A man, Ron Passaro, offered to switch with him and it seemed like the issue had been resolved. Suddenly, the captain and a security officer appeared in the aisle, telling the Orthodox passengers they have to get off the plane as the crew was “not comfortable” with them on the flight.
The security official can be heard on the audio recording saying: “The captain and crew have made the decision. You’re coming off this plane.” He added that “changing seats is a violation when it comes to weight imbalance. You have to sit in your assigned seats.”
Passaro shared that the weight imbalance argument actually made no sense because the Orthodox passengers in question were, “if anything, svelte.”
While it may be an inconvenience to have passengers moving around on the plane, it’s not out of the ordinary before take off.
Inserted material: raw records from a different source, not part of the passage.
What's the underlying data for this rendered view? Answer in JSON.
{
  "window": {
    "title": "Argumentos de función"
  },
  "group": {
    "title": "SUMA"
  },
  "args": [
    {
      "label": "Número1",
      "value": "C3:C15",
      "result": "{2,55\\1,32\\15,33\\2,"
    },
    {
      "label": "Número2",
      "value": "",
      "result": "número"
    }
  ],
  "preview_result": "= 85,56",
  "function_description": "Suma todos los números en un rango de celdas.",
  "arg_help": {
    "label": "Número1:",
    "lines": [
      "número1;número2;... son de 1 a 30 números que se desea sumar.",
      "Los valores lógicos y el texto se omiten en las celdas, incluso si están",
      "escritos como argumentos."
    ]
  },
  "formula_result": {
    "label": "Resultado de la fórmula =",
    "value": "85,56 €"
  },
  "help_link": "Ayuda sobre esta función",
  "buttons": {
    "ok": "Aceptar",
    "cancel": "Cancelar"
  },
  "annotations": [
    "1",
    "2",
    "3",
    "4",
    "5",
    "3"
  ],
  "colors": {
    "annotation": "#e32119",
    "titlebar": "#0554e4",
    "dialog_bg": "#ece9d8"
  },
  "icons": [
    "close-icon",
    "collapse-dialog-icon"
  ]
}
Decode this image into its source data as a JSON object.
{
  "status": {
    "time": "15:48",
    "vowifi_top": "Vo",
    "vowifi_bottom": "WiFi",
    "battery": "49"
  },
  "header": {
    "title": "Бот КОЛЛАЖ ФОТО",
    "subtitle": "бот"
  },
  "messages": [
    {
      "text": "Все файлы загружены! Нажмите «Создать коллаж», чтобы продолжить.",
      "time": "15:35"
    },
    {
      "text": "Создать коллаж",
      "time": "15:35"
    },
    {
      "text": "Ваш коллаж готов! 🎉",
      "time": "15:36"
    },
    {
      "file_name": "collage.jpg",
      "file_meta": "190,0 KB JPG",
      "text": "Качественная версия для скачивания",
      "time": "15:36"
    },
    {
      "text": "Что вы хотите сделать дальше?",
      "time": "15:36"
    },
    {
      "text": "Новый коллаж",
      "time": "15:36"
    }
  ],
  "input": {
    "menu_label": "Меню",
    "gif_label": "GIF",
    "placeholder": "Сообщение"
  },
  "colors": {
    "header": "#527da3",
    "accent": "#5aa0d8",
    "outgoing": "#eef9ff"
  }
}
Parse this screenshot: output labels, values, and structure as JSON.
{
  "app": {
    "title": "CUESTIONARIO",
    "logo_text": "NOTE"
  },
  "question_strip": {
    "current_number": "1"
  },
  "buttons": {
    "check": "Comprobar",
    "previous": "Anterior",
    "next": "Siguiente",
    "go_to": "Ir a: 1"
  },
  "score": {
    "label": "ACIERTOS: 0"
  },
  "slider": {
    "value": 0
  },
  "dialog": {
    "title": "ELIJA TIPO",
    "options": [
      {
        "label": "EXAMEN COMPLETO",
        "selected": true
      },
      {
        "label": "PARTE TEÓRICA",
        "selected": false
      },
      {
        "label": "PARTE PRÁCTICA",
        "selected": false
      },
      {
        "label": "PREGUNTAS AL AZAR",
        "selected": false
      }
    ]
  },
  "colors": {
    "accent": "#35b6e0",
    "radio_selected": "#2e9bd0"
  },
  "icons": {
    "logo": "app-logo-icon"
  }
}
Passengers often switch seats on their own for various reasons including to be closer to family, if someone prefers a window vs aisle and more.
Rachel Sklar, Passaro’s girlfriend, was also on the flight. She posted about the incident on X (formerly Twitter) in defense of the Orthodox Jews saying it clearly seemed like antisemitism. “The whole thing was really upsetting. It seemed very unnecessary and kind of bewildering,” she said.
She also said she switches seats on occasion if a passenger near her has a cat because she’s allergic. “Flight attendants have a lot of discretion; they can switch people around,” she said. “The weight thing didn’t make any sense.”
In a post-October 7th world, a bright spot is the way Jews have united. This is one example. In the past, not-as-religious Jews may have scoffed at the Hasidic man’s request. In this case, Rachel Sklar not only supported the man and women he was with, but came to his defense publicly.
By posting on X (with more than 56,000 followers) she went to bat for this man and for what she believes to be fair and true.
While much of the world is against us at the moment and things feel bleak, we can rest assured in the fact that so many of us are more united than ever. While it’s sad that such an intense attack was the reason we’ve united, it’s a bright spot in the darkness. If this is something we can keep reminding ourselves, we’re doing alright.
I was on a flight a couple of weeks ago and a Hasidic couple was pushing a baby in a stroller behind me. The baby dropped his bottle and I picked it up and handed it to them. The man hesitated to take it from me and I switched and gave it to the woman directly.
At first, I’ll admit, I was slightly irritated. Even as an Orthodox woman myself I was confused why he couldn’t just take the bottle from me. Then, I reminded myself that he’s doing it for an upstanding reason. Even if it’s not law, it’s a sensitivity to remain closest to his wife and not even take an object from a woman who is not. I reframed my mindset to judge my fellow Jew more favorably in that moment.
If we can try and do that even a little bit more, like Sklar and Passaro did, we’re in a good place.